Purpose: : Investigate the effects of PKC phosphorylation on the water permeability of AQP0.

Methods: : Xenopus oocyte water permeability assay, BtAQP0, site directed mutagenesis, PKC activation, PKC inhibition, Fluorescent Resonance Energy Transfer (FRET), immunohistochemistry.

Results: : AQP0, the major intrinsic protein of lens fiber cells, can act as a water channel, junctional protein, or anchor protein for the cytoskeleton and promotes the formation of micro-domains in the plasma membrane. During fiber cell differentiation AQP0 undergoes spatially and temporally regulated phosphorylations that could have unique physiological roles in lens fiber cells. The pattern of C-terminal phosphorylation of AQP0 creates four distinct water permeability (P_f) phenotypes: 1. Low-P_f with 0 mM Ca²⁺ sensitivity; 2. Low-P_f with 5 mM Ca²⁺ sensitivity; 3. Low-P_f no Ca²⁺ sensitivity; 4. High-P_f with no Ca²⁺ sensitivity (Kalman, K. et al. .JBC., 2008). In the inner cortex, Ser229 and Ser231 phosphorylation increases (Ball, L.E. et al. Biochem. 2004), and these modified AQP0s become calmodulin-independent high-P_f-phenotype channels. Using site-directed mutagenesis, PKC activators and inhibitors, we investigated the effects of PKC phosphorylation(s) on "group-4" Ser229Asp, Ser229Asn, Ser231Asp and Ser231Asn mutants. Our data show that DAG-activated PKC inhibits the P_f of Ser229Asp mutant and probably to closes the channel pore. This result reveals a fifth phenotype of regulation of AQP0 by phosphorylation.

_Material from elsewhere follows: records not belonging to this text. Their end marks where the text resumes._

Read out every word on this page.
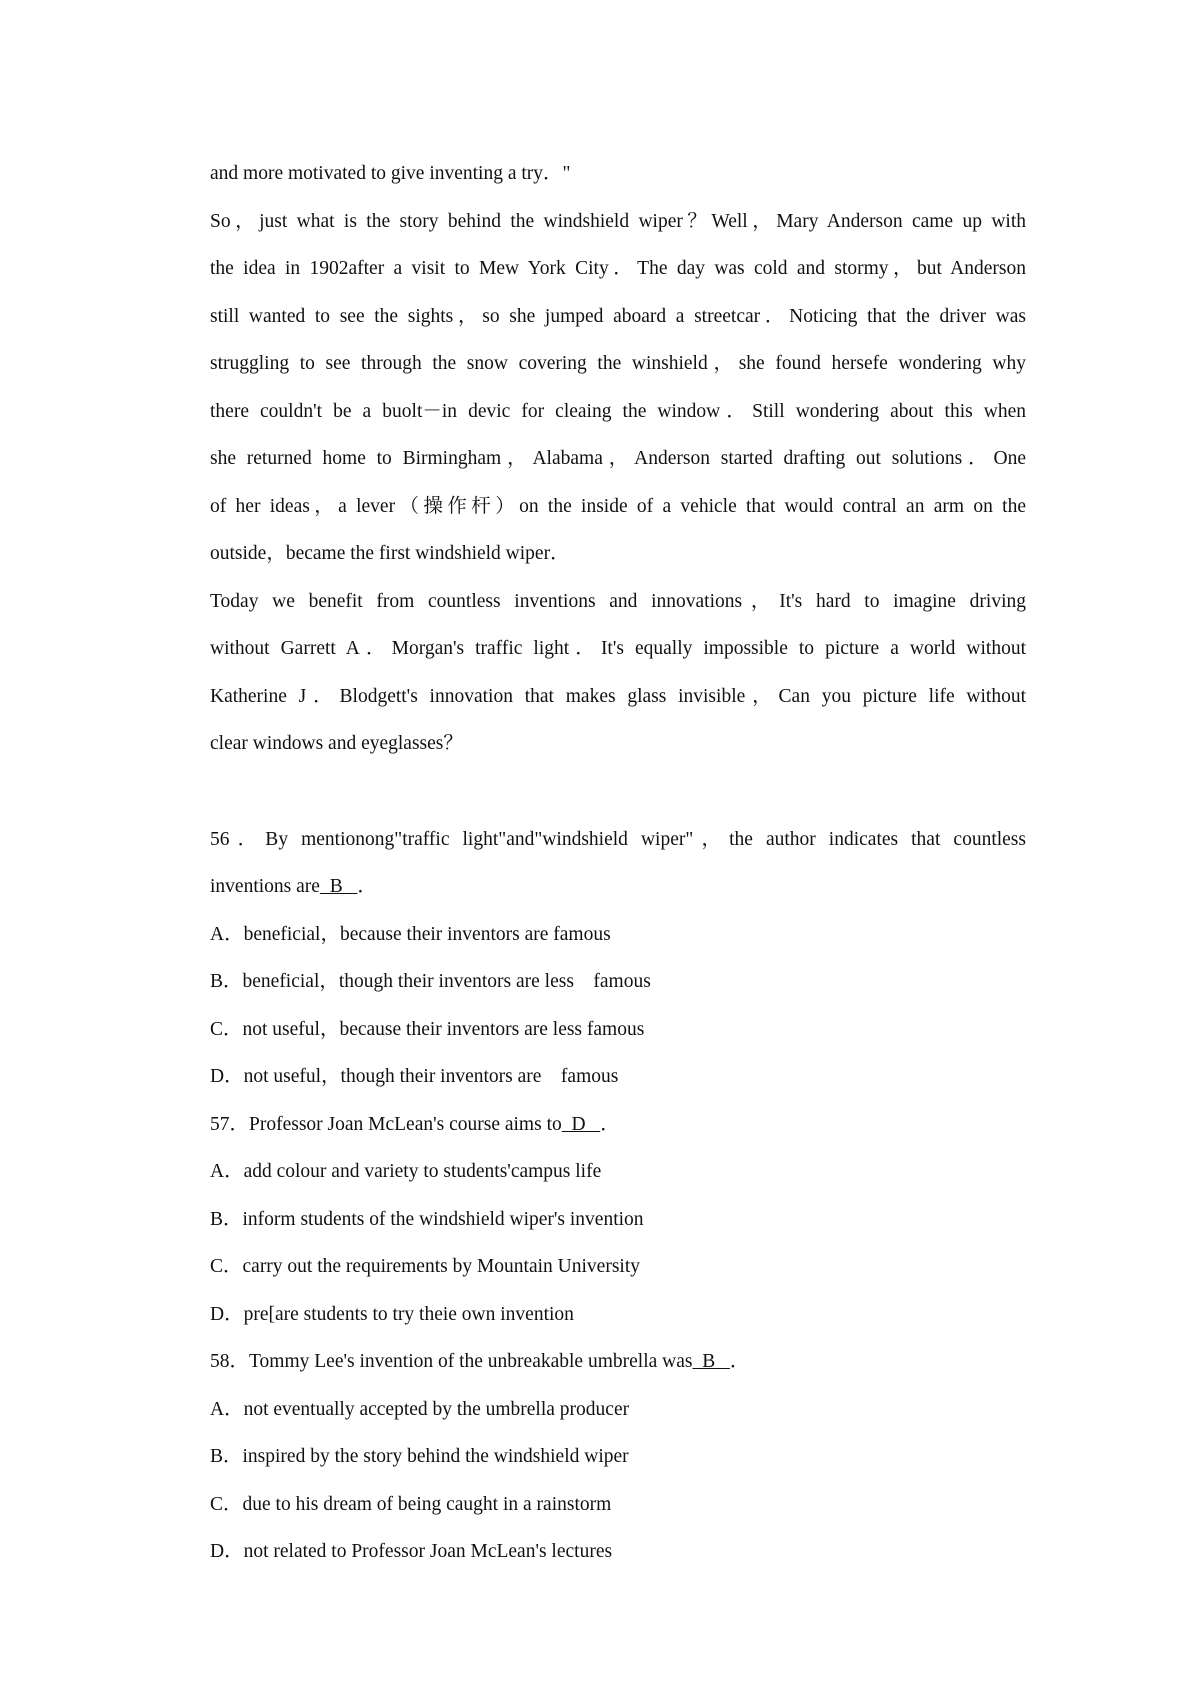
and more motivated to give inventing a try．"
So，just what is the story behind the windshield wiper？Well，Mary Anderson came up with
the idea in 1902after a visit to Mew York City．The day was cold and stormy，but Anderson
still wanted to see the sights，so she jumped aboard a streetcar．Noticing that the driver was
struggling to see through the snow covering the winshield，she found hersefe wondering why
there couldn't be a buolt－in devic for cleaing the window．Still wondering about this when
she returned home to Birmingham，Alabama，Anderson started drafting out solutions．One
of her ideas，a lever（操作杆）on the inside of a vehicle that would contral an arm on the
outside，became the first windshield wiper．
Today we benefit from countless inventions and innovations，It's hard to imagine driving
without Garrett A．Morgan's traffic light．It's equally impossible to picture a world without
Katherine J．Blodgett's innovation that makes glass invisible，Can you picture life without
clear windows and eyeglasses？
56．By mentionong"traffic light"and"windshield wiper"，the author indicates that countless
inventions are  B   ．
A．beneficial，because their inventors are famous
B．beneficial，though their inventors are less    famous
C．not useful，because their inventors are less famous
D．not useful，though their inventors are    famous
57．Professor Joan McLean's course aims to  D   ．
A．add colour and variety to students'campus life
B．inform students of the windshield wiper's invention
C．carry out the requirements by Mountain University
D．pre[are students to try theie own invention
58．Tommy Lee's invention of the unbreakable umbrella was  B   ．
A．not eventually accepted by the umbrella producer
B．inspired by the story behind the windshield wiper
C．due to his dream of being caught in a rainstorm
D．not related to Professor Joan McLean's lectures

Conclusions: : PKC phosphorylation is an essential component of the regulation of AQP0 water permeability. Our observation suggests that there is a particular combination of C-terminus serine-phosphorylation which completely eliminates AQP0 water permeability. This suggests a greater range of P_f regulation then before observed.